私は胸の奥が熱くなるのを感じながら、静かに首を振った。
「私一人では、決断したところでその後の再計算が絶対に追いつきませんでした。フェリシア様の速さがあったからこそ、あの無茶な案が成立したんです」
私は、自分がすべての能力で彼女に勝つ必要などないのだと、心から理解していた。
私は天才にならなくていい。ただ、彼女が計算に詰まった時、私が横から盤面を整理してあげられれば、それで十分に私の価値はあるのだ。
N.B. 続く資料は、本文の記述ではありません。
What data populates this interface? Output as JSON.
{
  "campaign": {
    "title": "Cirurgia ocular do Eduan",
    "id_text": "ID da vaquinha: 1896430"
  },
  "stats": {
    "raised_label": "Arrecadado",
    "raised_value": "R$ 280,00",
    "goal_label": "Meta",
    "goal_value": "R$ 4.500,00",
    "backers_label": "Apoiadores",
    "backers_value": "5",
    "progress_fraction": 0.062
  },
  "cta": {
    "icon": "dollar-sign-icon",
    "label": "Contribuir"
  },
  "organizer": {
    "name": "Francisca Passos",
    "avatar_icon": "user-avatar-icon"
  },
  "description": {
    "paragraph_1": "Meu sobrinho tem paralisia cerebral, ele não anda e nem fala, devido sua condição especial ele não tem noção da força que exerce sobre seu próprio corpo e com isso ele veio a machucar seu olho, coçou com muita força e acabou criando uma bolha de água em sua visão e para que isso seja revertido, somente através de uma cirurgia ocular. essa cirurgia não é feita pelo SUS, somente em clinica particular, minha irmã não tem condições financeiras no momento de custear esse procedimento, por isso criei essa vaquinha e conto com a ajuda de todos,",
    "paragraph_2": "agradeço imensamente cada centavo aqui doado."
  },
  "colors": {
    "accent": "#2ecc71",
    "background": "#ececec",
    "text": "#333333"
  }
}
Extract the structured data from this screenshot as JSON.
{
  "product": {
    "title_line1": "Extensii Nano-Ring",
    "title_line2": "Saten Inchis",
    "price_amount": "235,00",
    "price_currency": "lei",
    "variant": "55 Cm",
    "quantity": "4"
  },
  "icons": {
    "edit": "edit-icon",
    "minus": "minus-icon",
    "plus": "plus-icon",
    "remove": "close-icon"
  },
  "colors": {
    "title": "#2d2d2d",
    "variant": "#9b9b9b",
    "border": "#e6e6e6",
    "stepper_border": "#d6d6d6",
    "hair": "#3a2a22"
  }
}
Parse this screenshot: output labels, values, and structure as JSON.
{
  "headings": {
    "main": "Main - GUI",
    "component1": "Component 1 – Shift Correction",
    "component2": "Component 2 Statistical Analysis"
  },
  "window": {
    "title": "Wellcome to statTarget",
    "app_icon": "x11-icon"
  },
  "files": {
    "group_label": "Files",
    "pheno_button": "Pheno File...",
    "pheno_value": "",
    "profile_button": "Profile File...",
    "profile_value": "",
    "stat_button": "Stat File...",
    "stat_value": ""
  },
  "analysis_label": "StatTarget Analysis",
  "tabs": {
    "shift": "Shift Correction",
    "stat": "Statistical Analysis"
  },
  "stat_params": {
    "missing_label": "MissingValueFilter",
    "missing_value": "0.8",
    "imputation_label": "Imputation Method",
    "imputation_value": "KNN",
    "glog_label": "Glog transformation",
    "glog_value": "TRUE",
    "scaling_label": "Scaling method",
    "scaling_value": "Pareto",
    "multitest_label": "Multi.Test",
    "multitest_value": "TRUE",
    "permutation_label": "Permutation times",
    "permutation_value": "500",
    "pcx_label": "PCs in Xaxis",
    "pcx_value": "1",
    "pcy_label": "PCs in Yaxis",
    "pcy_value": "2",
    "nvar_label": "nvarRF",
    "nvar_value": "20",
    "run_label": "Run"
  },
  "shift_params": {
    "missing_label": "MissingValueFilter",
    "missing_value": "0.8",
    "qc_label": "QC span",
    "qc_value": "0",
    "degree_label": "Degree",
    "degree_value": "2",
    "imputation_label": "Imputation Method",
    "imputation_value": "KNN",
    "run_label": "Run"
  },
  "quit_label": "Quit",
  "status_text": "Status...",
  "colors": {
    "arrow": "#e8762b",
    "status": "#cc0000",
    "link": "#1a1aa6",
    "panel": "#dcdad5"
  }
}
「これからも、よろしくお願いしますわね。ハルフォードさん」
「ええ。こちらこそ、フェリシア様」
私たちは、互いの足りない部分を補い合う仲間として、初めて小さく微笑み合った。
翌日。
大講堂に集められた私たちに、学院長自らが教壇に立ち、重々しい声で告げた。
「諸君。いよいよ来週の火曜日が、王都の救恤局における『卒業最終実習』の本番日となる。これまでのあらゆる科目の集大成だ。心して臨むように」
講堂内が期待と緊張に包まれる中、学院長は少しだけ表情を硬くして言葉を継いだ。
「ただし、当日の環境は決して平穏とは限らない。諸君も耳にしているかもしれないが、現在、王都の一部で不穏な動きがある」
私は息を呑んだ。
「財政院の主導による、救恤局の『支援停止措置』……あの制度改定によって切り捨てられた者たちが、決定に対する大規模な抗議活動を、まさに実習の当日、救恤局の窓口で行うという予告が届いている」
演習室での仮想のトラブルではない。
私たちが実習を行うその日に、本物の現実の不満と怒りが、窓口へ押し寄せてくるというのだ。